Pour les logements neufs, la valeur locative est établie d'après la déclaration spéciale que vous devez établir dans les 90 jours de l'achèvement de la construction. La valeur locative est par ailleurs actualisée à chaque changement de consistance du bien.

Si vous agrandissez ou surélevez votre maison, que vous construisez un garage, une véranda, une terrasse ou un bûcher ... ou que vous faites construire une piscine, ou bien si vous changez l'affectation des locaux, par exemple en transformant votre grenier en habitation, vous devez établir de nouveau une déclaration au fisc dans les 90 jours pour lui permettre de recalculer la valeur locative de votre bien.

Pour les propriétés non bâties

Les valeurs locatives ont été déterminées lors de la révision générale des évaluations de 1961. Les actualisations prévues n'ont pas été réalisées depuis 1981 et les valeurs font seulement l'objet d'une majoration forfaitaire annuelle.

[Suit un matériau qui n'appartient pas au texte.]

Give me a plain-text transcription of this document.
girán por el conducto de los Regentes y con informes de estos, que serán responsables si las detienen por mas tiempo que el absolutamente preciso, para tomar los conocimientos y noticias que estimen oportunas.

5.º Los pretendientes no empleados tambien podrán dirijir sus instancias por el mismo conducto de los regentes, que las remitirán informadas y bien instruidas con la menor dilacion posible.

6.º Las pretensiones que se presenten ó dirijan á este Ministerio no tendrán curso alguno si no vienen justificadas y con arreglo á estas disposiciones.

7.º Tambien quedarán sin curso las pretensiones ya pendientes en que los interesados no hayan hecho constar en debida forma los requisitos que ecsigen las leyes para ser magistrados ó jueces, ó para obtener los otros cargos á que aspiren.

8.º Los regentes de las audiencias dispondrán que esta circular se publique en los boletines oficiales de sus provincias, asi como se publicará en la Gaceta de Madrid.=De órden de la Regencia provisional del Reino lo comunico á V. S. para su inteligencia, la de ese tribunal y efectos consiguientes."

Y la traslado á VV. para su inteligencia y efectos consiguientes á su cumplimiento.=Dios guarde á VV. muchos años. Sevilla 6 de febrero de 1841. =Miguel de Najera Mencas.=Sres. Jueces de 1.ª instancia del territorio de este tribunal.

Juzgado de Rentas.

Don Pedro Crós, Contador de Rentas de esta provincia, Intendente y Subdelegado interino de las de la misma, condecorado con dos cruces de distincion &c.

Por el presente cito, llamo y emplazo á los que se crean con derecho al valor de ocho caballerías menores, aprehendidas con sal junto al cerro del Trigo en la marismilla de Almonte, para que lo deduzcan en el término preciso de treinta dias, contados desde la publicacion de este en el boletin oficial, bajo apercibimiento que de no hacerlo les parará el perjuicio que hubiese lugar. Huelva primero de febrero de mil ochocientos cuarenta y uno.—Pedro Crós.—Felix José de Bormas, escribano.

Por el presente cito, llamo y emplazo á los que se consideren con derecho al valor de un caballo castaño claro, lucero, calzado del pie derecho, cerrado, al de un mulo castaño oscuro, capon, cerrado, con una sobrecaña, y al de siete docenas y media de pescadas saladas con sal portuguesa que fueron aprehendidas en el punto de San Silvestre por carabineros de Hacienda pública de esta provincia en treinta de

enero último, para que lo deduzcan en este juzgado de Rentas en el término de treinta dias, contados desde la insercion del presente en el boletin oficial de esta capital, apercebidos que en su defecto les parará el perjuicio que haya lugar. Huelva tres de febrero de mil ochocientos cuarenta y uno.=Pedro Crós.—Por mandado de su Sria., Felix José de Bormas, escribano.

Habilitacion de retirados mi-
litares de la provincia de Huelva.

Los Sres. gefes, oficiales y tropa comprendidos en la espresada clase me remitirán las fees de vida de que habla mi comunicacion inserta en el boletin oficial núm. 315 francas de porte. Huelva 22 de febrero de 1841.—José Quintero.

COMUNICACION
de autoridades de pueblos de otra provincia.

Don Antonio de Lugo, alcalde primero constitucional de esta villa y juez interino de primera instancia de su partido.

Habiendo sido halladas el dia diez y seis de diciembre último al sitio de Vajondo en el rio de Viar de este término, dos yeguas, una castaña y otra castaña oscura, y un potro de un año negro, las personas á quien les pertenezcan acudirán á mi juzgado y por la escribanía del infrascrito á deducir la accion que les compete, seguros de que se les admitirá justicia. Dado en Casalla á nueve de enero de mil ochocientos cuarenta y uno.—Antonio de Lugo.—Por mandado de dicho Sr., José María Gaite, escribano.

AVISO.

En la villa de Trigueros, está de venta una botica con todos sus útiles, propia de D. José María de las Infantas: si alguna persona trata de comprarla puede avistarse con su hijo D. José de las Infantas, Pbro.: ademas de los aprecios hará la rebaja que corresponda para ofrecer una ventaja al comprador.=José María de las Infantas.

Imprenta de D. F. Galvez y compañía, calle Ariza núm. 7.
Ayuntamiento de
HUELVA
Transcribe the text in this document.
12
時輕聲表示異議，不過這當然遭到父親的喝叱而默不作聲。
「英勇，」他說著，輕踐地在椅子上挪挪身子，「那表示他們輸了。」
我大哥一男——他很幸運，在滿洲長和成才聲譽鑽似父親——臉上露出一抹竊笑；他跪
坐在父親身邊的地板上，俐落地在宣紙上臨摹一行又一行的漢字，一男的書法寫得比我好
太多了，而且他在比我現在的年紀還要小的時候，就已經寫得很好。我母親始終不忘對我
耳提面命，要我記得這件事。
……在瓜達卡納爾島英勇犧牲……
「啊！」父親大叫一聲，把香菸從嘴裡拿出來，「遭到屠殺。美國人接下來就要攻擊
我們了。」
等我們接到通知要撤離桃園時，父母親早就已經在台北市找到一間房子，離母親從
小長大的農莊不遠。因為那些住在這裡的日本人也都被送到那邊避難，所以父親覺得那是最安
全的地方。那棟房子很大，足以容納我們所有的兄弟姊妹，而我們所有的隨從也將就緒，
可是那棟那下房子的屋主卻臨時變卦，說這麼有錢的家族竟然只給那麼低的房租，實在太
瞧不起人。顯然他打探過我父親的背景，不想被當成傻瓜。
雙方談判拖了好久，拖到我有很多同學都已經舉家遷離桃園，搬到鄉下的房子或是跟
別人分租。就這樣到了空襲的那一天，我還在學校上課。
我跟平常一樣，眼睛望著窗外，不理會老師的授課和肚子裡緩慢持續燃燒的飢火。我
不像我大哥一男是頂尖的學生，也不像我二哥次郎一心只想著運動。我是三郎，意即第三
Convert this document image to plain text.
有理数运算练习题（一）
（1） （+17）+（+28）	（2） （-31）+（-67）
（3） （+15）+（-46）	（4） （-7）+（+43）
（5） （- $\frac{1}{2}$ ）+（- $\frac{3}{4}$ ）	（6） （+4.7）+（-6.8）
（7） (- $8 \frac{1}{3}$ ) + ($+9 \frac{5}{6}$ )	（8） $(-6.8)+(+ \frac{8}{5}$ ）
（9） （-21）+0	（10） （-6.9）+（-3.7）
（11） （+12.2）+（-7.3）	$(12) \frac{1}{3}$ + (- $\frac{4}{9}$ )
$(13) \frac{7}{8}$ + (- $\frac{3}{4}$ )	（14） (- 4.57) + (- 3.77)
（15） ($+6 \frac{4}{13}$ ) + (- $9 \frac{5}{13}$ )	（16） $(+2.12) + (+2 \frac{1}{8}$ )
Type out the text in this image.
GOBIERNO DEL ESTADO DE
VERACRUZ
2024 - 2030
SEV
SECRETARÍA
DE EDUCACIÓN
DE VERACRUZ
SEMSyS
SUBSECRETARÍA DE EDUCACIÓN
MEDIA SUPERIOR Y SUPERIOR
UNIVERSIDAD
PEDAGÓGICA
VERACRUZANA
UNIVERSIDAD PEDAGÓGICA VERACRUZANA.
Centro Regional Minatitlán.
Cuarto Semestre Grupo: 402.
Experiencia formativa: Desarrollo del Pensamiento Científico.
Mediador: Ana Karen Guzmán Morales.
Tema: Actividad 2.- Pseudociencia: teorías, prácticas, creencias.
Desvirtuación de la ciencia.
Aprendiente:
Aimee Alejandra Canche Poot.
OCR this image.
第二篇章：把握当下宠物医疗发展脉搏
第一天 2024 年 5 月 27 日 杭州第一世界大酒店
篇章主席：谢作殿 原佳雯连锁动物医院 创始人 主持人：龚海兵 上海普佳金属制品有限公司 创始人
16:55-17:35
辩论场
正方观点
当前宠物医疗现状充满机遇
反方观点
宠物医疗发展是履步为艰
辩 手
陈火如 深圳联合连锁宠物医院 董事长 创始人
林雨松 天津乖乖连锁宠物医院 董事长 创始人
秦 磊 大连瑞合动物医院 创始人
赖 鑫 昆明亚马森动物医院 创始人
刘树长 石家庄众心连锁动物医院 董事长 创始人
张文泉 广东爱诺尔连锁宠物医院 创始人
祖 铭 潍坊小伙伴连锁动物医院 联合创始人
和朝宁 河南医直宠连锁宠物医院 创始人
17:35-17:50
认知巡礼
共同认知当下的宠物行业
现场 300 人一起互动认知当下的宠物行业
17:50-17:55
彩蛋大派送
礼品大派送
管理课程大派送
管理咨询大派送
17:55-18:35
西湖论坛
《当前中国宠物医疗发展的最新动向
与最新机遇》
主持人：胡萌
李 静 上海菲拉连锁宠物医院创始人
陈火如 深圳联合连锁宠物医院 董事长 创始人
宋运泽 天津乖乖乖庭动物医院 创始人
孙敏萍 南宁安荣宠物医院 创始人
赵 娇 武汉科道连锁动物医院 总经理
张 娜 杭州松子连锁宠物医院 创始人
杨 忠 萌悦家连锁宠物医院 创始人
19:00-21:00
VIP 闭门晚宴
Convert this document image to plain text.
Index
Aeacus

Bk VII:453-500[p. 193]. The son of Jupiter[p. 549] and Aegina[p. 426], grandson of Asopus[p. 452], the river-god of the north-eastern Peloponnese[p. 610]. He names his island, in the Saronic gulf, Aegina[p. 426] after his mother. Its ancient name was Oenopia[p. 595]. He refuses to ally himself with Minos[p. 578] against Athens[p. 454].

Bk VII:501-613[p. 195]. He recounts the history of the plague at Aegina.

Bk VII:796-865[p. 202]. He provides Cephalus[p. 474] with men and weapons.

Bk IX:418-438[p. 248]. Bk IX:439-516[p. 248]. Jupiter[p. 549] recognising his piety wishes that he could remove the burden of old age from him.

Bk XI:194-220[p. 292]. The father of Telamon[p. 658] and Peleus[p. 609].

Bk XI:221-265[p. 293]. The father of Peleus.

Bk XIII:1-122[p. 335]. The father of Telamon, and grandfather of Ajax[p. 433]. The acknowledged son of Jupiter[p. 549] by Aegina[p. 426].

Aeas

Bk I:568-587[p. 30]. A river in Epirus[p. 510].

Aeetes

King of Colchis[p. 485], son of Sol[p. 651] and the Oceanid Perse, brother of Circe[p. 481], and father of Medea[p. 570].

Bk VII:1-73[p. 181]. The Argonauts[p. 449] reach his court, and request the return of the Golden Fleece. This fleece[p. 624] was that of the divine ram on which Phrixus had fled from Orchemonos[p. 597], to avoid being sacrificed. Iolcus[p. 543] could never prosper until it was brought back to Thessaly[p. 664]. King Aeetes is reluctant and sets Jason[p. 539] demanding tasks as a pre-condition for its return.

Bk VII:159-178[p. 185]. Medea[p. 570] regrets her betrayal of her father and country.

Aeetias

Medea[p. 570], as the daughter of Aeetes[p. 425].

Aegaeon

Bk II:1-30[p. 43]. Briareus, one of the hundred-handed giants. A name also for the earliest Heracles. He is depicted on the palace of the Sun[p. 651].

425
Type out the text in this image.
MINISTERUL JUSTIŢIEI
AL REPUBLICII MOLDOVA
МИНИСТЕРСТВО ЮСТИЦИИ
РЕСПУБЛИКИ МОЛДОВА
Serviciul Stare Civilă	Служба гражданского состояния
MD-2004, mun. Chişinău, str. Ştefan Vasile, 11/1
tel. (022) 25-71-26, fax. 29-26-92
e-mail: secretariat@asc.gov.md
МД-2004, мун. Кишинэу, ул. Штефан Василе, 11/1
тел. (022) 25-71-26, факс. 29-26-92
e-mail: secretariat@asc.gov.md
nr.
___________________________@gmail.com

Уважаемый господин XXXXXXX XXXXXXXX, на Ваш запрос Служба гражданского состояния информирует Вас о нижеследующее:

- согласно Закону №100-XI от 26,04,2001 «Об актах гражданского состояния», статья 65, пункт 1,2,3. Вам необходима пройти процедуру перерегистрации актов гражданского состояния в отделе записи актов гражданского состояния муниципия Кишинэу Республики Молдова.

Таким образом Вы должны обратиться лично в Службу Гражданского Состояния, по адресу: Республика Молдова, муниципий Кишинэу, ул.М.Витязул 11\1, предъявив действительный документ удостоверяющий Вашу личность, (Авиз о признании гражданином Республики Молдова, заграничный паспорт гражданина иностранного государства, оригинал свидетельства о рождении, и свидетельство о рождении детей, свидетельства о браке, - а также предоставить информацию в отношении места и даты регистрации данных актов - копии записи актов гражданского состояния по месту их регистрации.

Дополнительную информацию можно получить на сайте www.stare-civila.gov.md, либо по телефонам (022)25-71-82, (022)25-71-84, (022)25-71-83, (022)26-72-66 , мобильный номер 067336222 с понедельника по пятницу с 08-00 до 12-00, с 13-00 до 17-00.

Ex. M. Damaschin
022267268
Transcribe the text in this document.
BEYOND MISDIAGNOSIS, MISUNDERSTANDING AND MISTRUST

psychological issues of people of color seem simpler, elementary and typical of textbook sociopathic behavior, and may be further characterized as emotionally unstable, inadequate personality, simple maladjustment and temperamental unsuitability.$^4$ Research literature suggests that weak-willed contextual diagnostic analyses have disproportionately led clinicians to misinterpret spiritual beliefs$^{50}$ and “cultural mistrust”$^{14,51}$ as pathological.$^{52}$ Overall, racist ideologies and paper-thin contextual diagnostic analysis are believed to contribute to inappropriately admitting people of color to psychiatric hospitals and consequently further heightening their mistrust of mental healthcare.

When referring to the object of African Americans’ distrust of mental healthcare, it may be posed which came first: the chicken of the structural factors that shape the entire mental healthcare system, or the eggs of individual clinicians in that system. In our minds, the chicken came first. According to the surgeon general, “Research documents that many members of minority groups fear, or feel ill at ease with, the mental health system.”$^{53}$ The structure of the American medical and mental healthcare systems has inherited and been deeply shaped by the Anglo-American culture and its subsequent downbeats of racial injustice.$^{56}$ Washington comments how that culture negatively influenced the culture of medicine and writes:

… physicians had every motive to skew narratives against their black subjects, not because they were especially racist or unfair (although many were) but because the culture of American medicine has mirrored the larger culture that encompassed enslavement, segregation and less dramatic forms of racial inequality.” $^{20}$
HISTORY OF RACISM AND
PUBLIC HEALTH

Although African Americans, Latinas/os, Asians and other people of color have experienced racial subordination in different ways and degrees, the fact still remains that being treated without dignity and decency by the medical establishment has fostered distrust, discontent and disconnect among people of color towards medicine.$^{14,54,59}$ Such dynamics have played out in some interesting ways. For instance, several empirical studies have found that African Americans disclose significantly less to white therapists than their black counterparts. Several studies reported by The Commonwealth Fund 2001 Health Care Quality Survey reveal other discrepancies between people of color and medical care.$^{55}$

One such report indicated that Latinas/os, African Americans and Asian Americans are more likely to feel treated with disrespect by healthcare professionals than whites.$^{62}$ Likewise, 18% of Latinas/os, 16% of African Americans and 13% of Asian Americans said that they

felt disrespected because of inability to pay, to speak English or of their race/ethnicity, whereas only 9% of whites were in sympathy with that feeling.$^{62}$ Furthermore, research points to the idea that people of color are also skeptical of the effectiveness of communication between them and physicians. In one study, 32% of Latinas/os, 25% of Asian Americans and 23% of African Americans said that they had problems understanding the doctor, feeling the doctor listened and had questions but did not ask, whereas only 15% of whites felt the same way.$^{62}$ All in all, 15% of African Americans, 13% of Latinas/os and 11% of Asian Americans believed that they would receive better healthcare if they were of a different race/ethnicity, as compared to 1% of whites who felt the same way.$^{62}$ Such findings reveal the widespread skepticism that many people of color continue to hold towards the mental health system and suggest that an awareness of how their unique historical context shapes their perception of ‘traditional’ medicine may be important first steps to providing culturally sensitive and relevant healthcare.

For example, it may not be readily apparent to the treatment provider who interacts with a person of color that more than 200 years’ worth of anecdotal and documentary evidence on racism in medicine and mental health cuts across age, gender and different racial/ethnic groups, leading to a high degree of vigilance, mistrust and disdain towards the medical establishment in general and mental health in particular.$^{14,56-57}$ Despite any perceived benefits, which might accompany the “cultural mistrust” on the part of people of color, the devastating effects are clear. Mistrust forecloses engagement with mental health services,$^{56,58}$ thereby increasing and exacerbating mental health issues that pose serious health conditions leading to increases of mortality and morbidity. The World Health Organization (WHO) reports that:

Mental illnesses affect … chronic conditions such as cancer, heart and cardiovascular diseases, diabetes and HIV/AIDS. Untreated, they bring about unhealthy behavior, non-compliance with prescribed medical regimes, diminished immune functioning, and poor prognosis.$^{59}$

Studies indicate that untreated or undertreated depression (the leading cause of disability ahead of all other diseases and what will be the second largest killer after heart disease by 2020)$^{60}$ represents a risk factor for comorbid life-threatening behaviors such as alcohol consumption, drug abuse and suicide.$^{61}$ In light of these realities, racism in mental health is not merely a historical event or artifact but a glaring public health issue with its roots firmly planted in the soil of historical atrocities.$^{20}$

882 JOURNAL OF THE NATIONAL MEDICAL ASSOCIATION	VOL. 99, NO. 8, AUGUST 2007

Pour 2022, le coefficient de revalorisation est de 1,034 % (contre 1,002 en 2021).

L'abattement sur la valeur locative cadastrale au titre des charges fictives est de 20 % pour la détermination de la taxe foncière sur les propriétés non bâties et ce, pour tenir compte des frais d'entretien et de dépérissement.

Le calcul de la taxe foncière

Une fois la base d'imposition déterminée, c'est-à-dire après application des abattements (50% pour les propriétés bâties et 20% pour les non bâties), le fisc multiplie cette valeur locative nette par des taux qui sont fixés annuellement par les collectivités territoriales (communes, départements, régions), pour obtenir le montant de la taxe foncière.

Le montant de la taxe foncière peut donc varier considérablement d'une commune à l'autre selon le taux d'imposition qui est décidé !

Le calcul de la taxe foncière pour les terrains à bâtir

Pour inciter les propriétaires de terrains constructibles situés dans les communes de la zone la plus tendue à faire construire ou à vendre leurs terrains pour qu'ils soient construits, le calcul de la taxe foncière a été modifié et alourdi depuis 2015.

La valeur locative cadastrale des terrains constructibles situés dans les zones urbaines ou à urbaniser peut être majorée d'une valeur forfaitaire entre 0 et 3 € /m2 sur décision du conseil municipal. Cette majoration s'applique après réduction de 200 mètres carrés, sauf délibération contraire de la commune. Celles-ci peuvent donc décider de ne pas appliquer cette réduction de surface, et appliquer la majoration à tout le terrain.